Mary E. Wilkins Freeman (1852-1930)

  • Born in Randolph, MA, she grew up in intimate familiarity with the economically depressed circumstances and strict Calvinist belief system that shaped the lives of the majority of her characters.
  • Spent one year at Mount Holyoke Female Seminary but did not enjoy college life or living away from home where she faced a series of misfortunes:
    1. her teaching career was unsuccessful
    2. her sister died
    3. her father’s business failed
    4. her mother was forced to support the family by working as a house keeper for the town’s minister

 

  • After her parents died, she moved back to Randolph to live with her childhood friend, Mary Wales
  • First wrote stories and poetry for children, but is best know today for her short stories
  • Became a shrewd and successful business woman
  • Her best fiction focuses on the plight of women whose lives are bounded by poverty and the social constraints imposed on them by them by their strict religious beliefs and their position as women.
  • Many of her stories often portrays characters that create obstacles to their own happiness by their strict adherence to Calvinist morality, while in others she portrays the rebellious triumphs of seemingly meek women, depicting strategies for gaining and maintaining control over their domestic situations with humor and sensitivity.
  •  In 1926 she was awarded the William Dean Howells Good Medal for Fiction by the American of Letters, and later that year she was inducted into the prestigious National Institute for Arts and Letters.

 

Edith Wharton (1862-1937)

  • Her short stories centered upon the changing society of New York City during her own lifetime

·        Born to an aristocratic ancestry, she later in life rebelled against her role as a well bred young woman, viewing much of her “formalized” society primarily as a satirist  

·        She married Teddy Wharton, 12 years her senior, and lived a life of relative ease until she discovered that he had taken money from her to set up a mistress in Boston.

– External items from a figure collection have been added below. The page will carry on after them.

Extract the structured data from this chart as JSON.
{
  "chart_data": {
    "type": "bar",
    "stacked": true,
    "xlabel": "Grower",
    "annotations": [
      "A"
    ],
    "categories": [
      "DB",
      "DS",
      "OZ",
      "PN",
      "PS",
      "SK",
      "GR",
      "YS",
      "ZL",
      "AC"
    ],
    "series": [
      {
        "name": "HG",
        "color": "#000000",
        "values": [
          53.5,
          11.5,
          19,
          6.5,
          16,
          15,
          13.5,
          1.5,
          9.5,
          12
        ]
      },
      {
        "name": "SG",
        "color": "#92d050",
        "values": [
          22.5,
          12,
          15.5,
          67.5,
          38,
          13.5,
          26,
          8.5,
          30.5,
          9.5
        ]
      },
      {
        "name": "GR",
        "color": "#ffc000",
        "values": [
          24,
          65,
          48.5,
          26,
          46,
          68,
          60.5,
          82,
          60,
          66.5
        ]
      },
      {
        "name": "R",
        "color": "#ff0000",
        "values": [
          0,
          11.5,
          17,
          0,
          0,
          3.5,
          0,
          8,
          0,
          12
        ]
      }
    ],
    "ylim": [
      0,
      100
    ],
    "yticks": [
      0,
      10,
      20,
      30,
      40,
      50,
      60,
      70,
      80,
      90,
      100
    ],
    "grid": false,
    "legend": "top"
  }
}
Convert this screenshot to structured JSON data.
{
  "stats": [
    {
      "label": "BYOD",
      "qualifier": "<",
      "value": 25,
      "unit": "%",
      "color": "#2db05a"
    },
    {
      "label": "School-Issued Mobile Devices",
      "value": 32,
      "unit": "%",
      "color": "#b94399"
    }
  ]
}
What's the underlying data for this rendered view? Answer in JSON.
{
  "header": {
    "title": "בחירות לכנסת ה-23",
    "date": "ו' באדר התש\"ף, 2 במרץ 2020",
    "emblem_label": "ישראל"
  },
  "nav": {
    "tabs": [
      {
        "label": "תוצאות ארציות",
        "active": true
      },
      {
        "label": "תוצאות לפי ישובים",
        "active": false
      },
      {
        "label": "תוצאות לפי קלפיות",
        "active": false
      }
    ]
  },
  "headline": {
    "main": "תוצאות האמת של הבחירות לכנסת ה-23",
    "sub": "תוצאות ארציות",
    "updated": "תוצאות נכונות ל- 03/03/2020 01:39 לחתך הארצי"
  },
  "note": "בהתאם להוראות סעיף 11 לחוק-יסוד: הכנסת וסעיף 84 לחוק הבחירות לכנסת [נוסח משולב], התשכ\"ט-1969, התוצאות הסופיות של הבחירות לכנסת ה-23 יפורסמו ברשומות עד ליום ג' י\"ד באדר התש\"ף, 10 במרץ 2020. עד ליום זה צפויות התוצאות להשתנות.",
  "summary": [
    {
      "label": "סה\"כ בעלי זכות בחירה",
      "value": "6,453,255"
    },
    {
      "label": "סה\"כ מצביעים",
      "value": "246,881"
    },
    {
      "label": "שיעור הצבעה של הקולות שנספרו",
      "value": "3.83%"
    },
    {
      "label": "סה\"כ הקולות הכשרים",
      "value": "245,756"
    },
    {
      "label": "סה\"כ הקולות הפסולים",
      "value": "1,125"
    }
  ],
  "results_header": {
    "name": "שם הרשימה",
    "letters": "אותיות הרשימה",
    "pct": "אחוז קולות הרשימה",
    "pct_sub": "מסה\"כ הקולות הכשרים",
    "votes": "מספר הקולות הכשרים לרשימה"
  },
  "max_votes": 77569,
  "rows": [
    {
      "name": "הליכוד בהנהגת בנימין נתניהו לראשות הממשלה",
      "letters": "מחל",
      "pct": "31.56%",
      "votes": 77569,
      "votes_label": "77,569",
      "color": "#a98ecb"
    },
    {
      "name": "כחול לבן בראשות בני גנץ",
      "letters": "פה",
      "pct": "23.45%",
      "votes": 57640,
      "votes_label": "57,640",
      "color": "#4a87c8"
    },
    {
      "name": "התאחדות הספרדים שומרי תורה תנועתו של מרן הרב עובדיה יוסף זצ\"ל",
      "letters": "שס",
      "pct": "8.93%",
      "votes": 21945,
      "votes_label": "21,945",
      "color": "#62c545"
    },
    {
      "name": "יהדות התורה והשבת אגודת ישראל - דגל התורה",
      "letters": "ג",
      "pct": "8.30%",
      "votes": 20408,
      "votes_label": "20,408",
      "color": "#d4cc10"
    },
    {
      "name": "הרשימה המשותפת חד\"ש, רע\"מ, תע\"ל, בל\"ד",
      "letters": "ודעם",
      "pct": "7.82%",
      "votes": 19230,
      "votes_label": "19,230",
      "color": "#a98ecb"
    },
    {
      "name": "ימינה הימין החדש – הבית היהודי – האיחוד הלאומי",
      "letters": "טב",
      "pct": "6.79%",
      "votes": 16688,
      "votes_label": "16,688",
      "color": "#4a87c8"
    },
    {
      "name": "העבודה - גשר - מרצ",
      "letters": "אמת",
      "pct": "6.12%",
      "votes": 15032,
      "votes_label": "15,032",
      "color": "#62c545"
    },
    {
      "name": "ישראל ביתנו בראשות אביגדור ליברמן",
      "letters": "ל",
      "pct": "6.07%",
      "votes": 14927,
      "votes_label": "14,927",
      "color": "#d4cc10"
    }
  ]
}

·        She writes of the thoughts behind the actions of her characters

·        She lived in Paris most of the later years of her life, returning to the United States only once in 1920 to accept the Pulitzer Prize for her novel, The Age of Innocence

·        She enjoyed the company of intelligent men in her lifetime: Teddy Roosevelt, F. Scott Fitzgerald, and Earnest Hemingway were all guests of her at one time or another; and she was friends with Henry James whose influence on her writing is inestimable

 

Stephen Crane (1971-1900)

  • The 14th child of a Methodist minister, he was a typical American boy playing baseball, boxing and hunting. In college he became the youngest captain and the best shortstop the Syracuse University baseball ever had.
  • His mother supported her family as best she could after her husband’s death when Crane was 18, and for the next 5 years he lived in New York and nearly starved. The Bowery slums and a medical student’s boarding house were his abodes while he freelanced his way to a writing career.
  • He was clearly a phenomenal writer of his time; his work was experimental and completely naturalistic
  • He was convinced that if a story is transcribed in its actuality, as it appear to occur in life, it will convey its own emotional weight without sentimental heightening, moralizing, or even interpretive comment.
  • His realistic belief was that the destiny of human beings, like the biological fate of other creatures, is so much determined by factors beyond the control of individual will or choice that ethical judgment or moral comment by the author is irrelevant or impertinent.

 

Theodore Dreiser (1871-1945)

  • A pioneer of naturalism in letters through his vigorous attach on the genteel tradition and his long and active interest in American social problems.
  • His themes deal mostly with the disparity between the rich and the poor, the cultured sophisticate and the provincial, and the powerful and the weak members of society; however, he also wrote of the effect of science and religion, the emergence of new power groups and the development of new theories in economics and political science.
  • One of eleven children, he lived his early years in poverty, emotional instability, and religious bigotry in the home, and of frequent moves dictated by financial necessity.
  • Out of his passions, contradictions, and sufferings, he wrenched the art that was his salvation from the hungers and depressions that racked him.
  • As a result of his photographic realism, some critics charged him with verboseness and lack of integration of characters; however, his belief that writers of the forces of nature must report life as they see it, and therefore must have freedom to do so, had an intense influence on younger writers and an even greater though less tangible impact on American life.